Pierre Bertrand rejette carrément le concept de l’utopie parce qu’il estime qu’il repose sur deux méprises fondamentales. Premièrement, la pensée utopique se représente la nature comme ordonnée et harmonieuse. Cette vision, répandue par la science classique, se fonde sur la connaissance des lois (immuables) de la physique qui régissent le monde, telle la loi de la gravitation de Newton. Or, la science contemporaine a révélé le chaos, le désordre et l’irrégularité qui règnent derrière cet ordre apparent.

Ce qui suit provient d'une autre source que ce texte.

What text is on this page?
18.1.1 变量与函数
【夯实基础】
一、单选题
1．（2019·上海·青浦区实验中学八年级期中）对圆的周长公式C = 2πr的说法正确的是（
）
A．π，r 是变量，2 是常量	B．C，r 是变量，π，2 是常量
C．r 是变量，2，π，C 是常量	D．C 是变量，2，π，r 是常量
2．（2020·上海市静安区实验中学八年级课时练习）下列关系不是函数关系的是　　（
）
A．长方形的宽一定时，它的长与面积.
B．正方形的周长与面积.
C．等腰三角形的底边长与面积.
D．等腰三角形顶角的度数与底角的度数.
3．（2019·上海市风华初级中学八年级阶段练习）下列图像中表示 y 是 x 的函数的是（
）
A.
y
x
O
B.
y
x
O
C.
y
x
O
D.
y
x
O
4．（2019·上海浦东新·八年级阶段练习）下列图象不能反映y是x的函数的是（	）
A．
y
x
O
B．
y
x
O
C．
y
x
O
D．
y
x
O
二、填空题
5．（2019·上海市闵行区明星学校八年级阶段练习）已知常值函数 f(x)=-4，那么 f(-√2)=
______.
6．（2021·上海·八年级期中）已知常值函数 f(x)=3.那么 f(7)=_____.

Deuxièmement, l’utopie sépare l’homme de la nature et propose à l’homme un modèle de bonheur qui « ne peut qu’exister que comme quelque chose de stable, fixe, permanent », s’opposant ainsi à l’évolution qui est l’essence même du monde. Or, l’homme faisant partie de la nature et celle-ci étant caractérisée par l’imprévisible, le changement et la variation, l’utopie ne peut être que refus du réel, du cosmos et de l’homme lui-même. Cela explique, conclut Bertrand, que l’utopie débouche toujours sur la violence, sur la terreur, sur le Goulag et réalise le contraire de ce qu’elle veut instaurer.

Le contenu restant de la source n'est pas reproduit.